The results of the investigations of Alfredo Moreno and Gilberto Hernández are collected in their work Memory vindicated 1936-1939, presented a few months ago and defined as Study of the historical memory in the Río Tinto Mining Basin in the light of documentary sources. After five years reviewing 20,000 summary documents and archives, among his conclusions is the affiliation of the 78 miners who died: 12 from San Juan del Puerto, 14 from Valverde del Camino and 52 from the mining basin (especially Nerva, but also Riotinto ), among them Antonio Bonilla Demures, mayor of Nerve in October 1931, a fact corroborated thanks to the local researcher Antonio Vázquez Jiménez.
The “most demanding” area
And why in a few hours was this militia movement organized to defend Seville? The authors point out that the Huelva mining basin was “the most demanding, with political and union formations very left-wing,” with great affiliation to the PSOE and the CNT, UGT and especially the Río Tinto Mining Union. This, “together with the existence of explosives, perhaps determined the prompt action for the formation of the Mining Column”.
The 68 prisoners made in La Pañoleta were used by Queipo de Llano as an ace up his sleeve. The coup general “knew perfectly well that the committees formed for the defense of the Republic in the mining towns were equipped with weapons, explosives, bombs and armored trucks,” so “an important and threatening asset was kept over the mining militiamen to desist of his actions in the region, which was none other than intimidation for having prisoners from the Mining Column “. The fear in the area was that, before any action, they would retaliate with these detainees.
Conquest and executions
With the hands tied like this by the republican forces, the coup troops took the mining region between August 25 and 26, 1936, “and the reprisals began the same day.” Once in control of the area, events precipitated in Seville with a withering trial whose sentence was announced on July 30: 67 death sentences.

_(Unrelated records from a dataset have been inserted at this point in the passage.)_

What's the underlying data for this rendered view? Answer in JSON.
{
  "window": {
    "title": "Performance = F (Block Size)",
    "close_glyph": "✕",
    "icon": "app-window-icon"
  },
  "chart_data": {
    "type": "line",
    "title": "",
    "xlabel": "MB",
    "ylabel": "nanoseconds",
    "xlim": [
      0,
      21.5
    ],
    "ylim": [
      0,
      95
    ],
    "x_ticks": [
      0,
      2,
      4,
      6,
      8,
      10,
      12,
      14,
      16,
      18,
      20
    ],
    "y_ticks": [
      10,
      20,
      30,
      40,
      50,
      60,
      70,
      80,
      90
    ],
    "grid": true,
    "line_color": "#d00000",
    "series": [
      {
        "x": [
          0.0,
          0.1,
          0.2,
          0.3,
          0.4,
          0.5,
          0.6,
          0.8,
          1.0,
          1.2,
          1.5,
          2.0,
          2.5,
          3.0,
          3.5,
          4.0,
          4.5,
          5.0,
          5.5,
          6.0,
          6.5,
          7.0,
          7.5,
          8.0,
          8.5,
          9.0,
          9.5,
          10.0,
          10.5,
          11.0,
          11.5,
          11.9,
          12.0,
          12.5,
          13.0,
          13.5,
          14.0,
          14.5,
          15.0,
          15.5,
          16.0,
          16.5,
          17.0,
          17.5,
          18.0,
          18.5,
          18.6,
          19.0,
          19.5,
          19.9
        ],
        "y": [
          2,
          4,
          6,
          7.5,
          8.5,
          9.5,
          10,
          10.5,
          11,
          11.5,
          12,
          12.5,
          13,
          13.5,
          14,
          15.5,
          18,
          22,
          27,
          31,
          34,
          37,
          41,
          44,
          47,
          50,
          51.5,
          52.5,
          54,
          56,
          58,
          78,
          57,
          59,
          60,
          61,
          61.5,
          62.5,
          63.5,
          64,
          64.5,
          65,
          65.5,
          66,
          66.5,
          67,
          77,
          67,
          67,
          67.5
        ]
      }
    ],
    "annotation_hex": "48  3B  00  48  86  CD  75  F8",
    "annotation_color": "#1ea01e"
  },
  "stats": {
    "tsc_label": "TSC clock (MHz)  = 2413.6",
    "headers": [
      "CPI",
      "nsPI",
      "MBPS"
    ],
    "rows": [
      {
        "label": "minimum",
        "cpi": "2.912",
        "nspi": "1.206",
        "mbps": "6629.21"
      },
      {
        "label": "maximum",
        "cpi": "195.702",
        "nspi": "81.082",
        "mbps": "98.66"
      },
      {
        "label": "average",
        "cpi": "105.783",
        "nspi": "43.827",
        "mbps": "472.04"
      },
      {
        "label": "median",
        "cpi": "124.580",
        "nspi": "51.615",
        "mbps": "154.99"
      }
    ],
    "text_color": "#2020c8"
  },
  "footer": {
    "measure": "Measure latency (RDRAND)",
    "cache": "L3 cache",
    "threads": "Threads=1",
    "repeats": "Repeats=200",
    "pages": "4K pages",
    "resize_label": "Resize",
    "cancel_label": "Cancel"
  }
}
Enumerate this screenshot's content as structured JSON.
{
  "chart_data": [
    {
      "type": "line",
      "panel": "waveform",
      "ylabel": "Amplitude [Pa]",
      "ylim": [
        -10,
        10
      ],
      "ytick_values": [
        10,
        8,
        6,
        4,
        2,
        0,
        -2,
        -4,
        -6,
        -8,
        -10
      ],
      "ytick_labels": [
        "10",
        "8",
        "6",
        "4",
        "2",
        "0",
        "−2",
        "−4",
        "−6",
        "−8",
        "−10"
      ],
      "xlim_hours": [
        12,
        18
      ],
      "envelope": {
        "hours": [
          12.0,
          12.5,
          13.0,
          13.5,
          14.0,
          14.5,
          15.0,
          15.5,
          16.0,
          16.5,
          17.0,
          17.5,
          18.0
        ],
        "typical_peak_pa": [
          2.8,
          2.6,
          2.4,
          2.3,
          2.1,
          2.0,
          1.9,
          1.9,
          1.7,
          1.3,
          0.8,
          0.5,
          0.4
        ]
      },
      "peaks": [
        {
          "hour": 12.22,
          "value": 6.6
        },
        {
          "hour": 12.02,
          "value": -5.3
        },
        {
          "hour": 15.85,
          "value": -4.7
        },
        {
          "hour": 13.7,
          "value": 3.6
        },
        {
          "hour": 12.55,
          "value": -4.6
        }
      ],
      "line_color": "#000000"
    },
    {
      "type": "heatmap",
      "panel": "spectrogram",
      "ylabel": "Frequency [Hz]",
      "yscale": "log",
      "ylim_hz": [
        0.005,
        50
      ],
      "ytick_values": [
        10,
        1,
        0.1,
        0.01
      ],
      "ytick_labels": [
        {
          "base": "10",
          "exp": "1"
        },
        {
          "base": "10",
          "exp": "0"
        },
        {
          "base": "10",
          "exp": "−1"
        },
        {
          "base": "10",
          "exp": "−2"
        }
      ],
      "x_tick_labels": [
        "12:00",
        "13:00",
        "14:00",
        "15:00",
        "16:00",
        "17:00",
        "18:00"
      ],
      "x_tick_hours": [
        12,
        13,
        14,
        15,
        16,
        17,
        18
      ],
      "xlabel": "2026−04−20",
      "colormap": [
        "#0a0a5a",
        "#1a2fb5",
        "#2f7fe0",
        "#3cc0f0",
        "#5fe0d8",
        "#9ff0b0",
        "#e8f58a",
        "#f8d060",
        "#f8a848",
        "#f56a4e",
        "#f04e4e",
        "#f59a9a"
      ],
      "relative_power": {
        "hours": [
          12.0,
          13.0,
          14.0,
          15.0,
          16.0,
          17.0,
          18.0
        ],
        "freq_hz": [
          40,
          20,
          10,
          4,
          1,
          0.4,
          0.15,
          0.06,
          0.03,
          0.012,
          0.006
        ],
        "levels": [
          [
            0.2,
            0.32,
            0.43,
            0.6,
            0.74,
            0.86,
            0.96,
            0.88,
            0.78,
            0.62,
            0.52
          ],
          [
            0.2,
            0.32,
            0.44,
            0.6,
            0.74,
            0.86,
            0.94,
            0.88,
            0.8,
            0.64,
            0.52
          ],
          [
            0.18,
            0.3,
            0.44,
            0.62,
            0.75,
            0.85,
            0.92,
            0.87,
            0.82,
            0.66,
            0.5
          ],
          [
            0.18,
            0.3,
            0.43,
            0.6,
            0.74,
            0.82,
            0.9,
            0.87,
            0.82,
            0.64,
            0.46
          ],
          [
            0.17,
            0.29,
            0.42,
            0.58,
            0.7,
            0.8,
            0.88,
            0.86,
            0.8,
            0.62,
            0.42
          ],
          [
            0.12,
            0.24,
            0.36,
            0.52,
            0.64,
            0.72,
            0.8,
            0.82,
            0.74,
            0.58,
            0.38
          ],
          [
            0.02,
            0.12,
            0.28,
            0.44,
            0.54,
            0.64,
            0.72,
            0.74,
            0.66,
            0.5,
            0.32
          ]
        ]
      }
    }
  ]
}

“Instructions are given below to form six firing squads made up of regular soldiers and the presence of six trucks at 5 a.m. on August 31; the places of execution chosen were: Macarena, Triana, Amate, Ciudad Jardín and La Pañoleta, with two platoons. ” Thus ended a story, that of the Mining Column, which will now finally be able to write its epilogue with a final tribute (which will also be translated into a monument) to the four unknown miners who are no longer so.